Florian Wirtz chegou ao Liverpool cercado por uma expectativa que dificilmente desapareceria depois de apenas uma temporada. Quando um clube investe £116 milhões em um jogador, qualquer sequência sem gols naturalmente aumenta a discussão sobre aquilo que ele está entregando. Neste começo de Premier League, o alemão foi titular nas quatro partidas, disputou 333 minutos e conseguiu somente uma assistência. São números discretos para alguém de quem se espera protagonismo.
Ainda assim, considero perigoso transformar esses números na única maneira de avaliar seu momento. Wirtz está longe de apresentar tudo aquilo que pode oferecer ao Liverpool, principalmente com a bola, mas não vejo um jogador completamente perdido dentro da equipe. Iraola também parece enxergar dessa maneira. O treinador destacou sua atuação contra o Atlético de Madrid e afirmou que algumas oportunidades criadas pelo meia poderiam ter terminado em assistências caso fossem melhor aproveitadas pelos companheiros.
O que começa a me preocupar um pouco mais é a dificuldade para aparecer nos momentos em que o Liverpool precisa encontrar soluções contra adversários fechados. O empate sem gols diante do Fulham expôs isso. Wirtz e Alexander Isak tiveram pouca influência nas zonas mais perigosas, enquanto a equipe encontrou enorme dificuldade para quebrar as linhas adversárias. Para um jogador contratado justamente pela criatividade, essas são as partidas nas quais espero que ele comece a fazer diferença.
Também existe uma diferença importante entre trabalhar muito e decidir partidas. Iraola revelou que o alemão percorreu mais distância do que qualquer companheiro nos últimos três jogos e destacou sua contribuição para o funcionamento coletivo. Isso mostra comprometimento e ajuda a entender por que continua recebendo confiança. Ao mesmo tempo, acredito que chegará um momento em que o desempenho sem a bola precisará ser acompanhado de uma influência ofensiva maior.

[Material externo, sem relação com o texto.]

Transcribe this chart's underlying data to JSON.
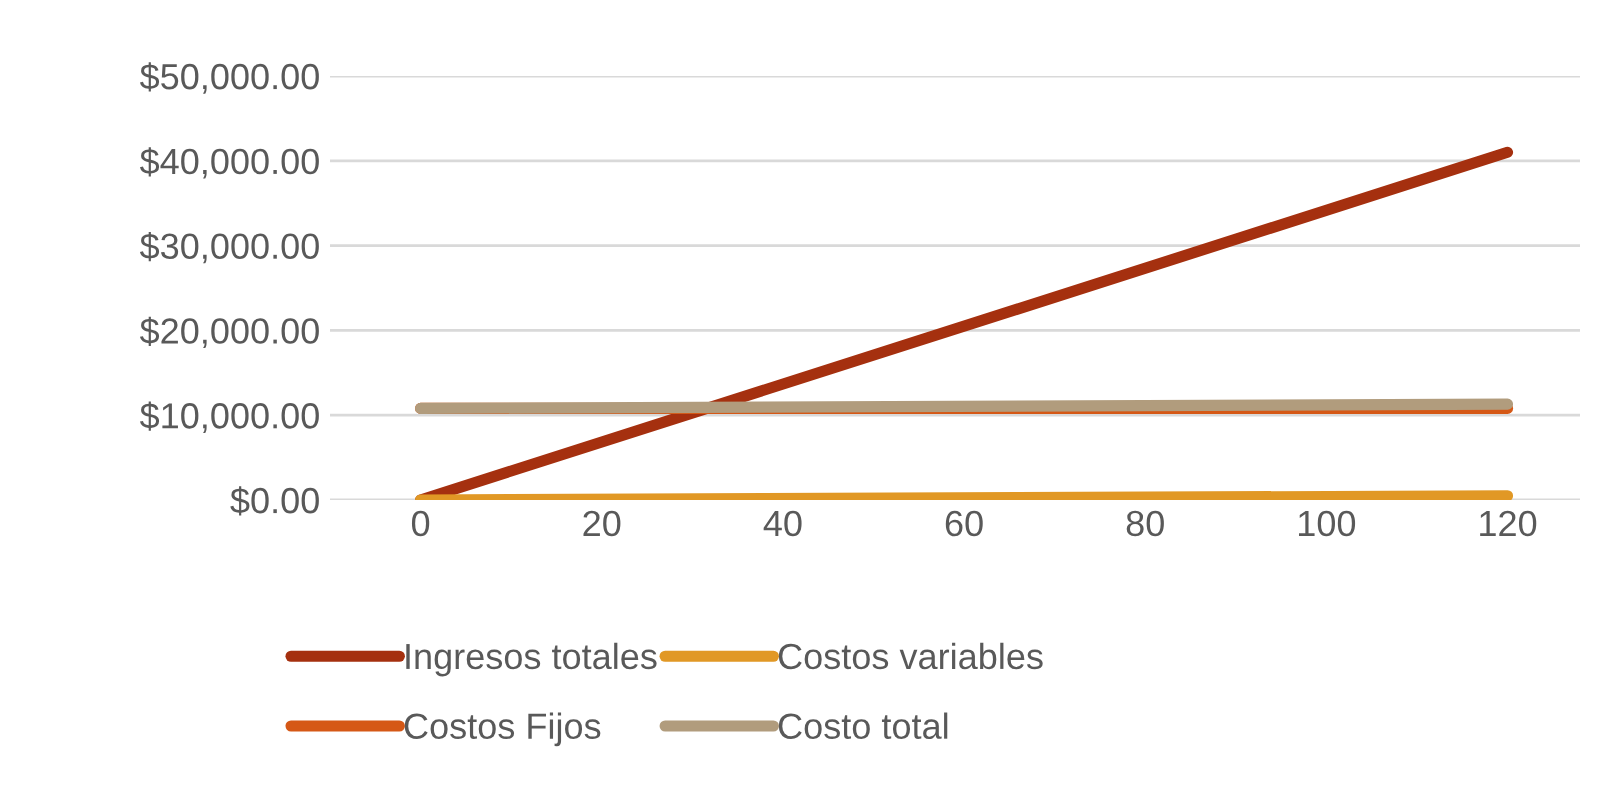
{
  "chart_data": {
    "type": "line",
    "x": [
      0,
      120
    ],
    "series": [
      {
        "name": "Ingresos totales",
        "color": "#a5300f",
        "values": [
          0,
          41000
        ]
      },
      {
        "name": "Costos Fijos",
        "color": "#d55816",
        "values": [
          10800,
          10800
        ]
      },
      {
        "name": "Costos variables",
        "color": "#e19825",
        "values": [
          0,
          500
        ]
      },
      {
        "name": "Costo total",
        "color": "#b19c7d",
        "values": [
          10800,
          11300
        ]
      }
    ],
    "xlim": [
      -10,
      128
    ],
    "xticks": [
      0,
      20,
      40,
      60,
      80,
      100,
      120
    ],
    "ylim": [
      0,
      50000
    ],
    "yticks": [
      {
        "value": 0,
        "label": "$0.00"
      },
      {
        "value": 10000,
        "label": "$10,000.00"
      },
      {
        "value": 20000,
        "label": "$20,000.00"
      },
      {
        "value": 30000,
        "label": "$30,000.00"
      },
      {
        "value": 40000,
        "label": "$40,000.00"
      },
      {
        "value": 50000,
        "label": "$50,000.00"
      }
    ],
    "grid": "y",
    "legend": "bottom",
    "marker": "none",
    "line_style": "solid"
  }
}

Liverpool também precisa ajudar Florian Wirtz
É justamente aqui que considero injusto colocar toda a responsabilidade sobre o alemão. O Liverpool ainda parece uma equipe em construção sob o comando de Iraola. São três empates nas quatro primeiras rodadas da Premier League, e o próprio treinador reconheceu falta de energia no 0 a 0 contra o Fulham. Quando praticamente todo o sistema ofensivo encontra dificuldades, responsabilizar exclusivamente o principal jogador criativo parece simplificar demais um problema coletivo.
Existe também uma adaptação acontecendo ao redor de Wirtz. O ataque ganhou novos jogadores e Iraola reconheceu que essas relações ainda precisam ser desenvolvidas. O treinador citou especificamente a necessidade de o camisa 7 compreender onde seus novos companheiros preferem receber a bola. Para um jogador que depende tanto de movimentos ao seu redor para encontrar passes entre linhas, essa conexão pode determinar quanto de sua criatividade realmente aparecerá.
Isso não significa que o valor investido pelo Liverpool deva ser ignorado. Pelo contrário. £116 milhões colocam Wirtz em uma categoria na qual apenas participar da construção provavelmente não será suficiente durante toda a temporada. Ele foi contratado para produzir algo diferente, encontrar espaços que outros jogadores não enxergam e transformar partidas difíceis. Uma assistência em quatro rodadas ainda representa pouco diante desse tamanho de expectativa, mesmo considerando todas as circunstâncias.
Meia precisa render o esperado
Por fim, não considero que Wirtz tenha começado a temporada em um nível suficiente para afastar as cobranças, mas também acho cedo demais para transformar seu rendimento em preocupação definitiva. Iraola tem razão quando pede uma avaliação que vá além dos números, só que o próprio alemão sabe que eles eventualmente precisarão aparecer e o ‘timming’ passa a cada dia.